A fare la parte del leone, naturalmente, Milano, con 13.159 aziende e 92.155 addetti.
«I numeri – sottolinea Lara Magoni, assessore regionale al Turismo, Marketing territoriale e Moda – confermano la centralità di Milano e della Lombardia nella moda e nel design a livello nazionale e internazionale. La creatività trova il suo fulcro nella genialità e nel “saper fare artigiano” di migliaia di designer, creatori, addetti ai lavori e stilisti, che fanno grande la nostra Lombardia».

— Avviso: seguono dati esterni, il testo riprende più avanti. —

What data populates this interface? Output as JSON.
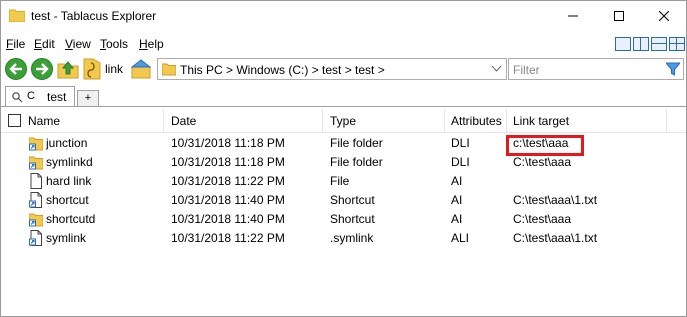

In Lombardia, seconda a Milano è la provincia di Brescia, con 3.705 imprese del settore e 14.552 addetti, seguono Bergamo (3.254 imprese, 17.830 addetti), Varese (3.168 aziende con 15.125 addetti), Como (2.445 aziende, 15.113 addetti) e Monza e Brianza (2.299 imprese e 8.857 addetti), Mantova (1.723 imprese per 13.112 addetti), Pavia (1.263 aziende, con 5.180 impiegati nei settori coinvolti), Lecco (798 imprese, 3.726 addetti), Cremona (705 imprese, 2.389 addetti), Sondrio (407 imprese, 1.121 addetti), Lodi (358 imprese, 991 impiegati).
«La Lombardia – ha aggiunto Lara Magoni – dimostra notevole dinamismo e vitalità in settori in grado di creare valore e produrre ricchezza. La moda, con le sue produzioni, il commercio e l’attività di design, continua a dar vita a numerose opportunità occupazionali, con un forte potenziale di crescita. Ecco perché, per preservare tanta competenza e preparare le future generazioni, non e’ piu’ rinviabile la nascita di un “Liceo del Made in Italy”, in grado di formare le giovani leve alla cultura della moda e del design, eccellenze che ci invidiano nel mondo».